Il dit qu’il a été arrêté par les soldats israéliens au sud de Gaza où il était allé acheter des produits pour les vendre et soutenir sa famille. Ce jour-là, dit-il, l’armée a rassemblé et arrêté plus d’une douzaine de Palestiniens, dont Mohammed. Ils ont été menottés, ils ont eu les yeux bandés et, dit-il, on leur a refusé tout accès à une nourriture réelle pendant les trois premiers jours.
« Après une enquête, ils nous ont emmenés à un grand camp militaire dans l’axe Philadelphi, sous la menace et en nous frappant, pendant deux semaines », continue-t-il, se référant aux régions frontières entre Gaza et l’Égypte que les forces militaires israéliennes contrôlent maintenant. À un moment, des soldats ont même uriné sur eux, dit-il.
Ensuite, on les a mis au travail.
« Ils nous ont fait porter des caméras et des vêtements de l’armée — nous étions accompagnés par des drones à chaque mission, qui nous dirigeaient via des microphones.
« L’armée restait à 100 m de nous. Ils nous ont donné des pinces coupantes pour ouvrir les maisons et nous recevions des ordres pour soulever le tapis, par exemple, ou le lit, particulièrement au rez-de-chaussée, au cas où il y aurait des tunnels. »
Il dit qu’ils étaient d’habitude uniquement nourris de pain, mais « les jours de mission », on leur donnait une boîte de thon en plus.
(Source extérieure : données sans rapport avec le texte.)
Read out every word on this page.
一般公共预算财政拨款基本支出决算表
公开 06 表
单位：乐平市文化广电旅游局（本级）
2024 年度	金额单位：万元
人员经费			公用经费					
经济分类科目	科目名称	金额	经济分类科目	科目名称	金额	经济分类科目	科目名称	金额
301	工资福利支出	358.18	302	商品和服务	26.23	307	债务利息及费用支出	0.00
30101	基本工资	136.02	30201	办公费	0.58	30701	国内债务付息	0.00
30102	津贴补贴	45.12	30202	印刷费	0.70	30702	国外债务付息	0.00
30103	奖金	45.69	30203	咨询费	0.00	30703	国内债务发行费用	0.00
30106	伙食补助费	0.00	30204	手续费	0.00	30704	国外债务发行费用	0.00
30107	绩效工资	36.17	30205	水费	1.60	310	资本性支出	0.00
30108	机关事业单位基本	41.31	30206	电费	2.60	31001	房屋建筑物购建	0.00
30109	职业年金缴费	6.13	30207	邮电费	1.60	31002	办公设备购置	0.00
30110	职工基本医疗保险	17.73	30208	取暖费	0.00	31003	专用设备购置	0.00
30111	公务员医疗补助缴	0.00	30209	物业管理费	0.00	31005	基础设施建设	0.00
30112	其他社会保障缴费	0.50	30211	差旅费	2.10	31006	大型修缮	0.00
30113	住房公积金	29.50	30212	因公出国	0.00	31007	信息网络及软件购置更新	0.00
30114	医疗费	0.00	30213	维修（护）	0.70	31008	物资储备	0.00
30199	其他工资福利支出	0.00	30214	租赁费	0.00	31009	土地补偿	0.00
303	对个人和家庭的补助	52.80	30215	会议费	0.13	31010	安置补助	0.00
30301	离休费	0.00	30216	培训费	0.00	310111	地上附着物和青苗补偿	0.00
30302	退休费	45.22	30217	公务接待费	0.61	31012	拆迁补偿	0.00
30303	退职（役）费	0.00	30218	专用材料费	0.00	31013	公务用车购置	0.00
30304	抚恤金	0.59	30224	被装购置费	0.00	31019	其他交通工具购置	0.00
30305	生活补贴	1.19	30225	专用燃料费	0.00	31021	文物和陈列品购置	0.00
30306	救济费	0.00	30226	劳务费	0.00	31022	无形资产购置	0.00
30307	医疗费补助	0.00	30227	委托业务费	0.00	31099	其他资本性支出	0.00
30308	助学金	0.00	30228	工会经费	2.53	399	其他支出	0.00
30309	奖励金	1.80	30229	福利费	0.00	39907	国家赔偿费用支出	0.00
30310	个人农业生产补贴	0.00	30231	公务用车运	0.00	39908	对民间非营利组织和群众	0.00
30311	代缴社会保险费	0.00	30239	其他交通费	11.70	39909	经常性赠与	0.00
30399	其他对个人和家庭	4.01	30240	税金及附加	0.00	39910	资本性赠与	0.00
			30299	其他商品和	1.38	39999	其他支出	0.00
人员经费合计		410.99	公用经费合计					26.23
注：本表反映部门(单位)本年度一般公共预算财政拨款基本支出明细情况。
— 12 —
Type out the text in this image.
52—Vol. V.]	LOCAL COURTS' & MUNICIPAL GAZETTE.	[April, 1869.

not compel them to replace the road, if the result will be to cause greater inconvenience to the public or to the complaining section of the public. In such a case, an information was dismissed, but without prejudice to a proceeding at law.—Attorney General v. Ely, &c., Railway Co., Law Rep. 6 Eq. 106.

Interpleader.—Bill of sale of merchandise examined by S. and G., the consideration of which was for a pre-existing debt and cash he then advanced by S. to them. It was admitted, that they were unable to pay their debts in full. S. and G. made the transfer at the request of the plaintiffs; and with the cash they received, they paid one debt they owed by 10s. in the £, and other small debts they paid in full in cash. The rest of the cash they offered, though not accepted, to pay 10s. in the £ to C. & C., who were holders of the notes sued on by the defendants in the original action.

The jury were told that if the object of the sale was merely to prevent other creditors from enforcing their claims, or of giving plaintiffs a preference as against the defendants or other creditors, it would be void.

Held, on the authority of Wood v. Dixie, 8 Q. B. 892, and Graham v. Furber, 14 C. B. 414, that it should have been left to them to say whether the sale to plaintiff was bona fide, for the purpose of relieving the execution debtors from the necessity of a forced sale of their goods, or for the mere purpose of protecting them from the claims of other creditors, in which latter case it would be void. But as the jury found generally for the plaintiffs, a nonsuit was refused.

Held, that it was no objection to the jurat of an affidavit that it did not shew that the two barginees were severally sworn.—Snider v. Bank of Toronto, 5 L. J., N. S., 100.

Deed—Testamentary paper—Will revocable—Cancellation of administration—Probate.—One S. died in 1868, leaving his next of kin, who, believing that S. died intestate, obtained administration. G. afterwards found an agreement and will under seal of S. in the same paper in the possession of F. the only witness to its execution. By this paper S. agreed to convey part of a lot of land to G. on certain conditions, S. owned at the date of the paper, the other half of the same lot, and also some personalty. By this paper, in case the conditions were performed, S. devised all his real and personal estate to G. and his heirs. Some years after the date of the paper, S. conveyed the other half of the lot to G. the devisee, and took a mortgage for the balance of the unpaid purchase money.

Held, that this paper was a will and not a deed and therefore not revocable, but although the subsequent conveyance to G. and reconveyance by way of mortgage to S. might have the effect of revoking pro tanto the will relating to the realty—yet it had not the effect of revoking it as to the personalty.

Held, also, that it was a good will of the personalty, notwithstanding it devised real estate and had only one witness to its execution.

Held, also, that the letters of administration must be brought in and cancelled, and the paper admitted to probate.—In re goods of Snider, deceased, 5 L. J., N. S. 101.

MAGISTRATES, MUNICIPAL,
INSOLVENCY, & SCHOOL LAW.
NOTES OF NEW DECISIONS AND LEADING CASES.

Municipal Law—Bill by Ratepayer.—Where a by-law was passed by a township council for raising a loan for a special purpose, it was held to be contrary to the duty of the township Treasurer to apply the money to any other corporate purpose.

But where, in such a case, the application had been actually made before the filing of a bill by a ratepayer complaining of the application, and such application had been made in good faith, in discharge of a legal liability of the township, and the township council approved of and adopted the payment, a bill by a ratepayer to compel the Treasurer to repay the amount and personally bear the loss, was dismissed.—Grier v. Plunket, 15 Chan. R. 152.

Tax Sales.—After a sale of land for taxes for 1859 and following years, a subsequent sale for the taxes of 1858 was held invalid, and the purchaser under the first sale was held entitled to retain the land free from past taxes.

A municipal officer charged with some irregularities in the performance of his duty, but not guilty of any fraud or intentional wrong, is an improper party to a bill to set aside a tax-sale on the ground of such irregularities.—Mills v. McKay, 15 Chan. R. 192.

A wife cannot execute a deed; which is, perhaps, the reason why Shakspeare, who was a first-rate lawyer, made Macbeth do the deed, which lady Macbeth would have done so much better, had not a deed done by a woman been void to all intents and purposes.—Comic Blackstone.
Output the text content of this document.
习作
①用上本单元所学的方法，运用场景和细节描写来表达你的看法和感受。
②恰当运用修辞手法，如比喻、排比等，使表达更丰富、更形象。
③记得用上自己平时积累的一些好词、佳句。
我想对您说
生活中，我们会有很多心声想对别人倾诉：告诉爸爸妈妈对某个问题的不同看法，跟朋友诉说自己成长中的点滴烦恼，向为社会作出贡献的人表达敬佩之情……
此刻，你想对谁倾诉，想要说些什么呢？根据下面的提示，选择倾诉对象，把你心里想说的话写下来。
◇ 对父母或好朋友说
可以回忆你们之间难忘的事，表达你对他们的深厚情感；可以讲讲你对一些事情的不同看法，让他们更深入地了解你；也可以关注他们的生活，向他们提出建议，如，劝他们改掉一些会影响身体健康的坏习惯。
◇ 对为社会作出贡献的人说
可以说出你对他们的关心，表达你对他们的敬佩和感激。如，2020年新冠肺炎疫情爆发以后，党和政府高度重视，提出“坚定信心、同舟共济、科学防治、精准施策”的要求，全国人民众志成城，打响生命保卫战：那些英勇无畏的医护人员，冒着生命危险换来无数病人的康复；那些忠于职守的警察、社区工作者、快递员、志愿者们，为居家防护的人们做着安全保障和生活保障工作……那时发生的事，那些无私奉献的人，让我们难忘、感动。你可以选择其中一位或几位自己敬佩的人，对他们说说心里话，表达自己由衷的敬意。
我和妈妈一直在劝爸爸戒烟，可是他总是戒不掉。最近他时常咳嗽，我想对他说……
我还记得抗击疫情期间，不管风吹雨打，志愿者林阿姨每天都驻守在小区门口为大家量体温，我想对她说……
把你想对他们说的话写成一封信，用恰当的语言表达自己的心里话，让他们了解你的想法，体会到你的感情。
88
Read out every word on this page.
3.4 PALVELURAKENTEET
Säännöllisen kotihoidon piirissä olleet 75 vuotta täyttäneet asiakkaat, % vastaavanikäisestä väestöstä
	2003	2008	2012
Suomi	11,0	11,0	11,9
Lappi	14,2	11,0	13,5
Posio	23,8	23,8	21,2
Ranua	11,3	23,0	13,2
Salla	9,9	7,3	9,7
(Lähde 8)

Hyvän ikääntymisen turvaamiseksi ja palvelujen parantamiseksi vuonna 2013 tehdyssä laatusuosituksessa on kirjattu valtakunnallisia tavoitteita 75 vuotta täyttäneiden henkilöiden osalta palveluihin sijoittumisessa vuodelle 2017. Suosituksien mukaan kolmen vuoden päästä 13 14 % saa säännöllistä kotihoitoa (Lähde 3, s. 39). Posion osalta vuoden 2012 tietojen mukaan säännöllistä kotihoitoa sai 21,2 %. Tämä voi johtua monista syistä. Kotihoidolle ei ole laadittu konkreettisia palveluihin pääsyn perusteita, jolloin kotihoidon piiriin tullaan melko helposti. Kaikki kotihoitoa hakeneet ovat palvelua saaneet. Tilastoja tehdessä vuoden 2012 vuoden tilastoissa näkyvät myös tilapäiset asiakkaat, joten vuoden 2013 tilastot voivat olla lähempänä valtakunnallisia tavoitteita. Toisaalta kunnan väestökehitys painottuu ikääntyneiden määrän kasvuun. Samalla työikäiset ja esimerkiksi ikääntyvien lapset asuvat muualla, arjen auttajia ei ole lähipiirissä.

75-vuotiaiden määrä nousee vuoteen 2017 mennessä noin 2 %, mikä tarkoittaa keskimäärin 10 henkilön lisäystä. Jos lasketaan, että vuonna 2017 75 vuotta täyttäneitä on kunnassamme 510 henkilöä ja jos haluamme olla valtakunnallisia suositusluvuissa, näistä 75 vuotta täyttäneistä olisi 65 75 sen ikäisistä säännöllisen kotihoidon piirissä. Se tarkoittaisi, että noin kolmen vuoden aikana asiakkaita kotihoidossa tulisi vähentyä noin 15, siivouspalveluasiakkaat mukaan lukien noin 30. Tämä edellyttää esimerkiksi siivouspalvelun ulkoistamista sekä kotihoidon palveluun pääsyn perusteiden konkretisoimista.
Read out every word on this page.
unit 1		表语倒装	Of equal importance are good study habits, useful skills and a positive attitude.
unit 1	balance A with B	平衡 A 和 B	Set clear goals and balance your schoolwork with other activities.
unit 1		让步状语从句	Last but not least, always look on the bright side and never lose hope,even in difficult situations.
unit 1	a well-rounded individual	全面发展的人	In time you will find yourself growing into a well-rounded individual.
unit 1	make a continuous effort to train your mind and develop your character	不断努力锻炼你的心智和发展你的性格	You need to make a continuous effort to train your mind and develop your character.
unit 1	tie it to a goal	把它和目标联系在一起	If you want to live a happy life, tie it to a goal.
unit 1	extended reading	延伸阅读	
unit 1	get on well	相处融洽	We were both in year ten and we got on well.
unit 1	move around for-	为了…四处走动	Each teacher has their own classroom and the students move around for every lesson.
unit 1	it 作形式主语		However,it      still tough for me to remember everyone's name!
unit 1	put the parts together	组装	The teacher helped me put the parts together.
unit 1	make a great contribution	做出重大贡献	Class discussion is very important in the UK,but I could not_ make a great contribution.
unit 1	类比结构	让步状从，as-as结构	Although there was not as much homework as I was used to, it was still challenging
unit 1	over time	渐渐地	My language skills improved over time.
Sa dernière « mission » a été au début d’août quand, dit-il, des soldats l’ont réveillé à 5h du matin, l’ont frappé et l’ont ensuite forcé à photographier un réservoir que l’armée avait abandonné.
Il a refusé initialement mais il a été contraint d’avancer à la pointe du fusil, et quand il a hésité, dit-il, on lui a tiré dessus dans la poitrine, ce qui l’a laissé avec une blessure sérieuse au poumon et des côtes fracturées.
Il a fini par s’évanouir et s’est réveillé dans un hôpital militaire du sud d’Israël. Peu de temps après, il a été relâché dans Gaza.
« Je rêve que des soldats viennent me prendre »
Les garçons de Gaza disent qu’ils ont été utilisés pendant une demi-journée et ont finalement été abandonnés dans une autre partie de la ville de Gaza quand les soldats en ont fini avec eux. Ils ont marché au milieu des combats vers l’hôpital Shifaa — le plus grand établissement médical de la ville de Gaza — et là ils ont demandé de l’aide. Finalement, on les a ramenés à leurs familles terrifiées.
« Mes parents avaient tellement peur quand nous avons été emmenés et qu’ils n’avaient aucune nouvelle. Ma mère était si heureuse quand je suis revenu », continue Ahmed.
Shadi dit qu’il lui a fallu un mois entier pour « comprendre ce qui m’était arrivé ». Son père, qui a aussi parlé à The Independent par téléphone, dit que son fils lutte avec un syndrome de stress post-traumatique.
« J’avais envie d’aller aux toilettes tout le temps, j’avais si peur d’y aller seul. Je rêve que les soldats viennent pour me prendre et me frappent », dit Shadi, ajoutant que tout ce qu’il peut faire maintenant est de prier pour un cessez-le-feu.
« Mon message est que j’espère que la guerre va se terminer, pour que je puisse être heureux et libre ».